Lax corporate governance often takes the form of weak cybersecurity oversight. In February 2024, UnitedHealth Group, the parent company of Change Healthcare revealed a major cyberattack on the latter, impacting its claims processing and revenue cycle management services.

Investigation revealed security vulnerabilities related to software flaws and compromised employee credentials highlighting the company’s and healthcare industry’s poor cybersecurity measures. The impact of this attack disrupted patient care locking out access to patient records, filling prescriptions, or processing insurance claims.

How to improve corporate governance

Corporations must answer to so many different watchdogs that it is difficult to avoid accountability, and there are rapid and severe consequences for lax governance. Good governance alone may not ensure long-term success, but it is a necessary component. So how is it achieved?
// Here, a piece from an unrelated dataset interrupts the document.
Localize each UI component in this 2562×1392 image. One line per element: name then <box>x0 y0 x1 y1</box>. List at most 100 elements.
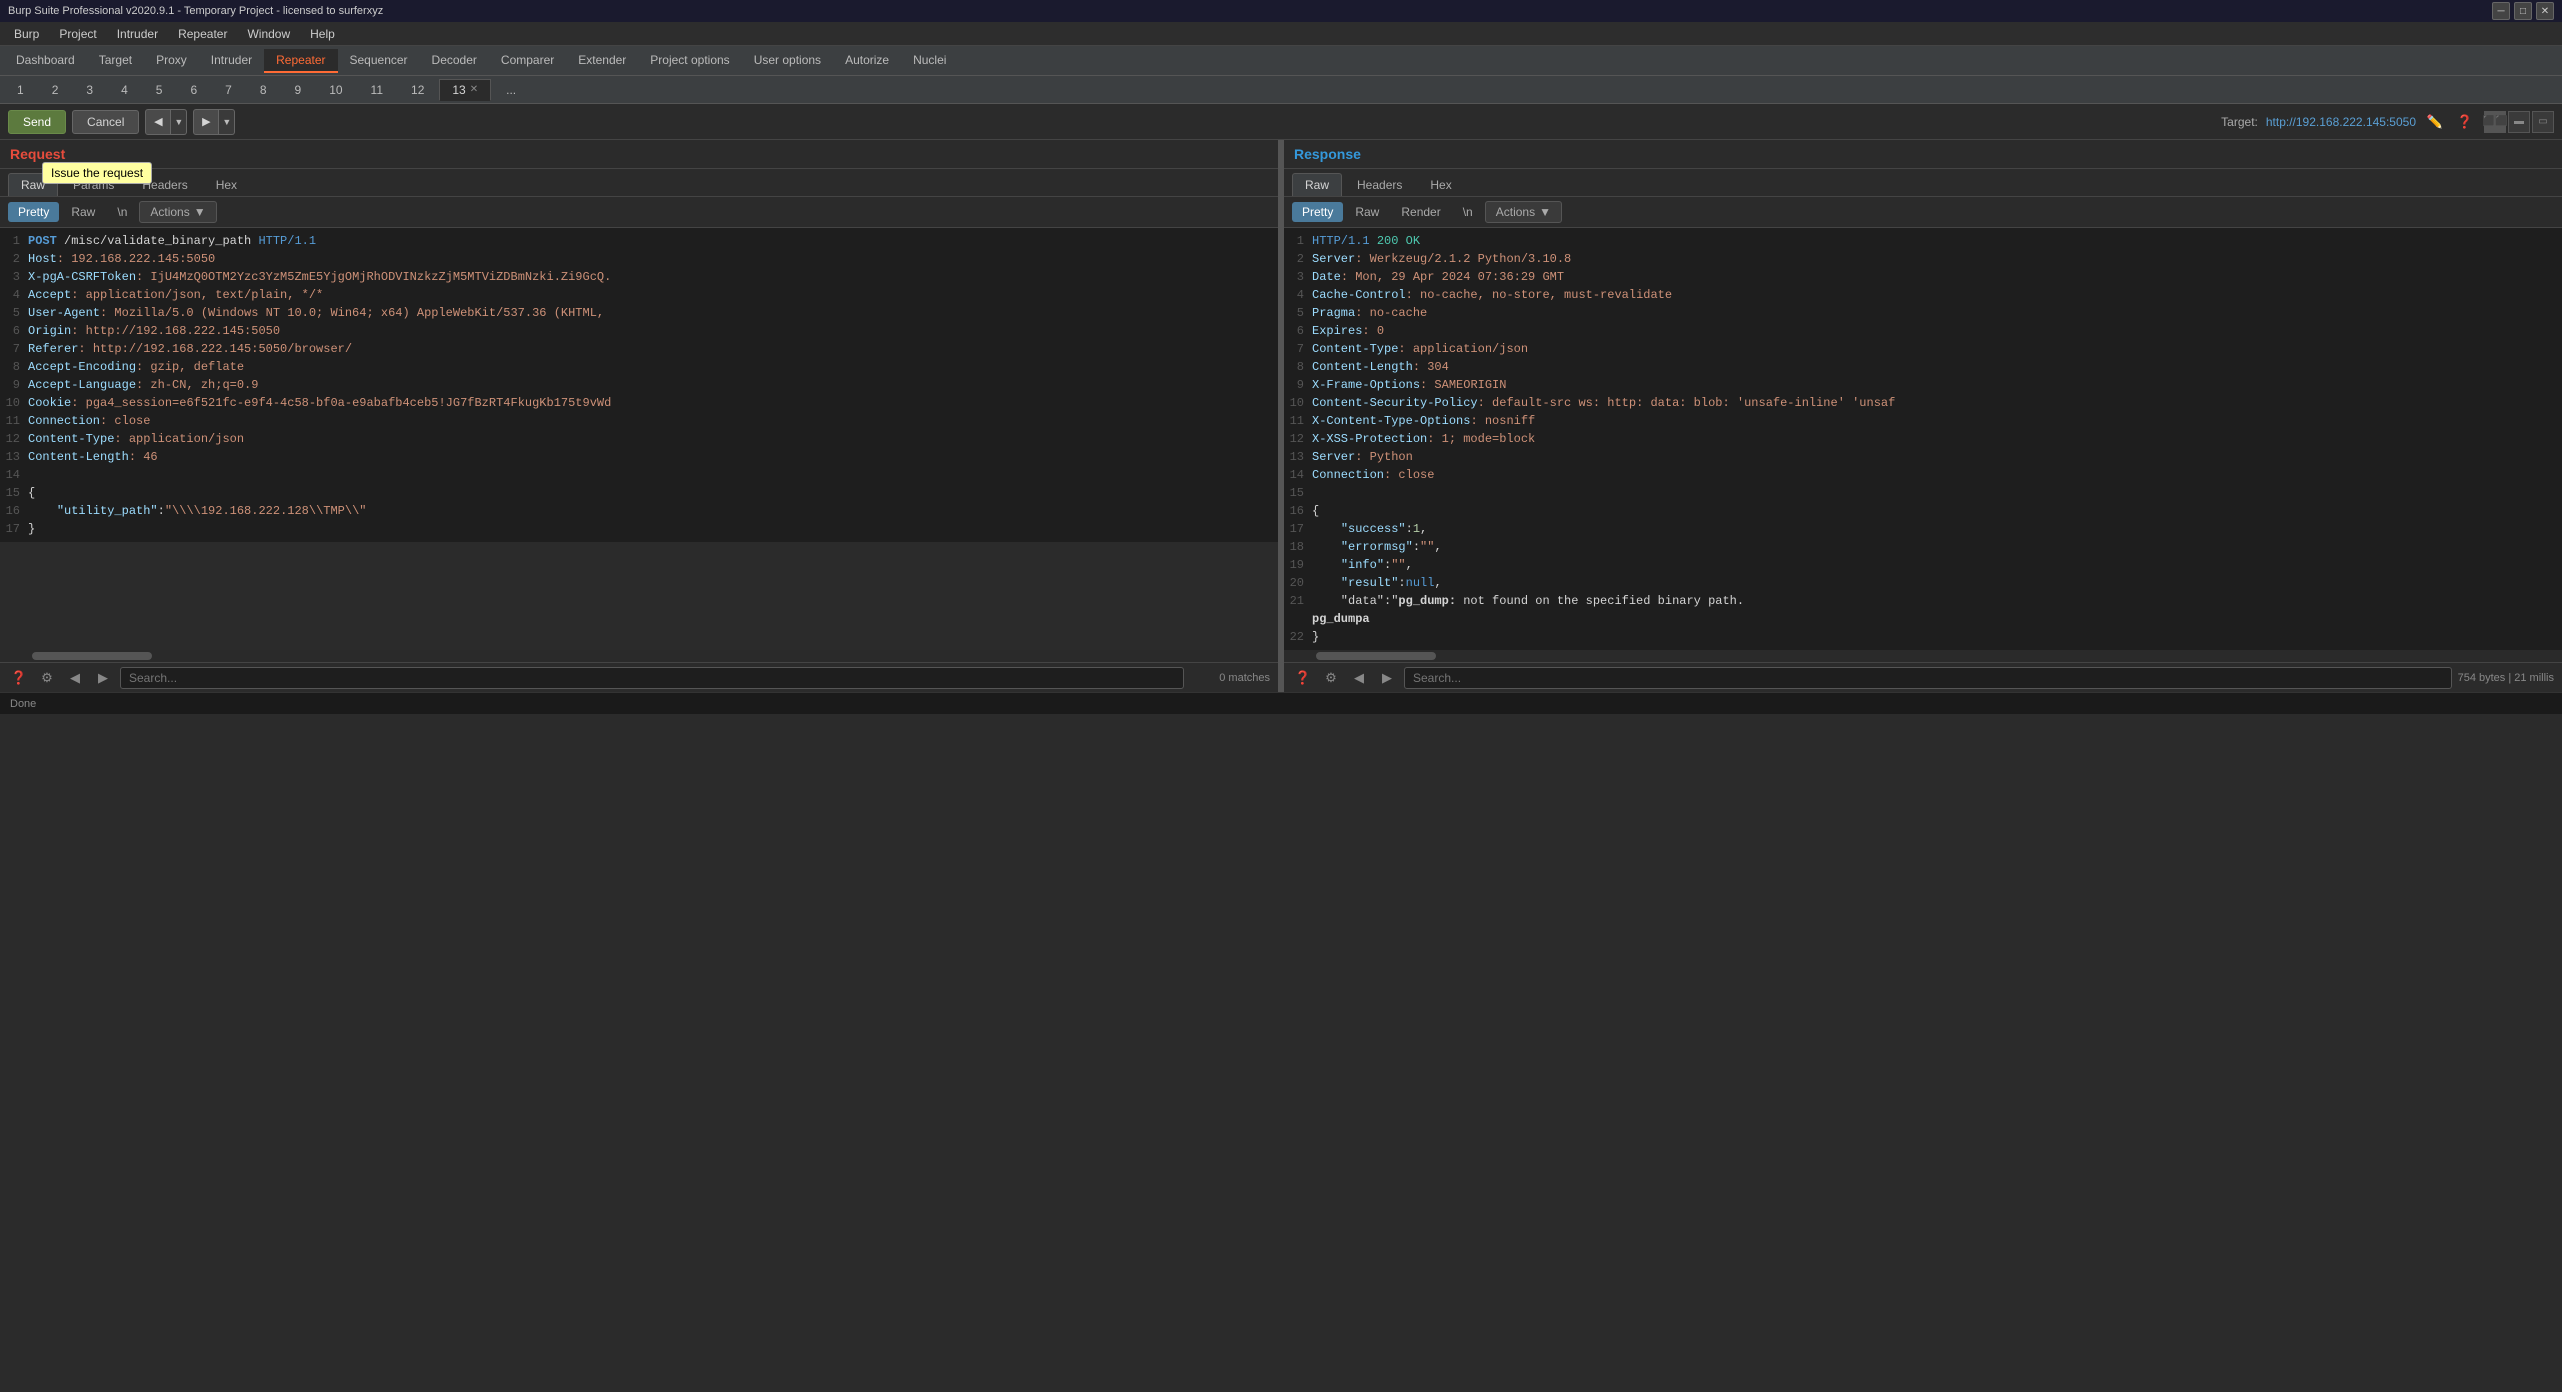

To achieve good governance, companies must:

  • Develop and adopt vision, mission, and values statements that define your corporation and establish accountability at all levels.
  • Commit to integrated assessment and disclosure of ESG and financial performance.
  • Establish a team to drive ESG performance, headed by a C-level executive.
  • Incentivise ESG performance by tying it to a portion of executive compensation.
  • Appoint more independent board members to widen the board’s vision and sense of responsibility.
  • Increase board-level diversity to drive greater diversity throughout your organisation.
  • Embrace transparency, understanding that secrecy tends to grow like mold and cause internal rot.
  • Take the long view, recognising that stakeholder scrutiny will only increase.

To sum up, good corporate governance is simple. Companies must take the broadest and longest-range view of their corporate responsibilities and performance and act on them.